Die Corona-Jahre haben gerade bei jungen Menschen ihre Spuren hinterlassen. Die Absentismus-Zahlen sind beträchtlich. Ein wachsendes Phänomen sind Gewaltereignisse unter Mädchen. In vielen Kommunen wünscht man sich mehr Engagement des Landes bei der Ausstattung der Schulen mit Sozialpädagog*innen. Für Martin Habersaat, den bildungspolitischen Sprecher der SPD-Landtagsfraktion, ist es an der Zeit für eine Neuaufstellung der Schulsozialarbeit:
Laut Schulgesetz unterstützt die Schulsozialarbeit die Schulen bei der Erfüllung ihres Bildungs- und Erziehungsauftrages. Sozialpädagog*innen auf 720 Vollzeitstellen werden an den knapp 800 Schulen in Schleswig-Holstein derzeit vom Land finanziert. Bildungsminister Ekkehard Klug (FDP) hatte 2011 den Einstieg des Landes in die Finanzierung von Schulsozialarbeit an Grundschulen erreicht. In der Regierungszeit von Torsten Albig (SPD) hatte das Land mit dem Finanzausgleichsgesetz ab 2015 dauerhaft die Finanzierung der Mittel für Schulsozialarbeit übernommen, die vorher der Bund bezahlte. Seitdem gab es in diesem Bereich -außer vorübergehenden Aufwüchsen aus Corona-Mitteln- keine nennenswerten Fortschritte. An welchen Schularten diese Mittel eingesetzt werden, konnte die Landesregierung in der Beantwortung einer Kleinen Anfrage leider nicht mitteilen. Viele Schulträger beschäftigen darüber hinaus weitere Personen für die Schulsozialarbeit, auch über diese hat das Land jedoch keinen Überblick.

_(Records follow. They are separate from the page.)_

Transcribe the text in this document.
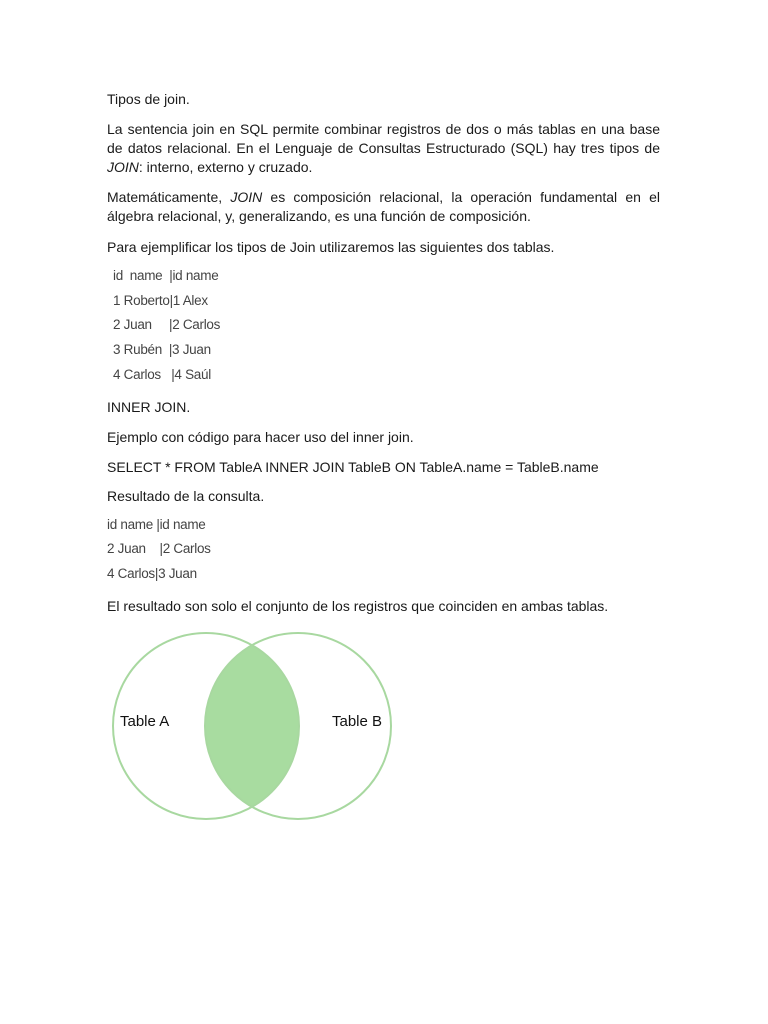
Tipos de join.
La sentencia join en SQL permite combinar registros de dos o más tablas en una base de datos relacional. En el Lenguaje de Consultas Estructurado (SQL) hay tres tipos de JOIN: interno, externo y cruzado.
Matemáticamente, JOIN es composición relacional, la operación fundamental en el álgebra relacional, y, generalizando, es una función de composición.
Para ejemplificar los tipos de Join utilizaremos las siguientes dos tablas.
id  name  |id name
1 Roberto|1 Alex
2 Juan     |2 Carlos
3 Rubén  |3 Juan
4 Carlos   |4 Saúl
INNER JOIN.
Ejemplo con código para hacer uso del inner join.
SELECT * FROM TableA INNER JOIN TableB ON TableA.name = TableB.name
Resultado de la consulta.
id name |id name
2 Juan    |2 Carlos
4 Carlos|3 Juan
El resultado son solo el conjunto de los registros que coinciden en ambas tablas.
Table A	Table B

Die Ausgestaltung der Schulsozialarbeit in den Schulen ist vielfältig. Ein von Landesregierung und kommunalen Landesverbänden erarbeiteter „Orientierungsrahmen“ beschreibt eher die aktuelle Vielfalt als steuernd Orientierung zu bieten. Die Liste der Möglichkeiten ist lang, sie umfasst u.a. schülerbezogene Einzelfallhilfe, sozialpädagogische Gruppenarbeit und Stärkung der Partizipation, Prävention und Intervention zum Kinder- und Jugendschutz sowie spezifische Projekte. Eine Einschränkung gibt es: Im Orientierungsrahmen wird daran erinnert, dass Schulsozialarbeit durch die Freiwilligkeit der Inanspruchnahme bestimmt ist. Das verträgt sich nicht mit dem an manchen Schulen verfolgten Konzepten wie „Lerninseln“, bei denen störende Schülerinnen und Schüler aus dem Unterricht in die Obhut der Schulsozialarbeit überstellt werden.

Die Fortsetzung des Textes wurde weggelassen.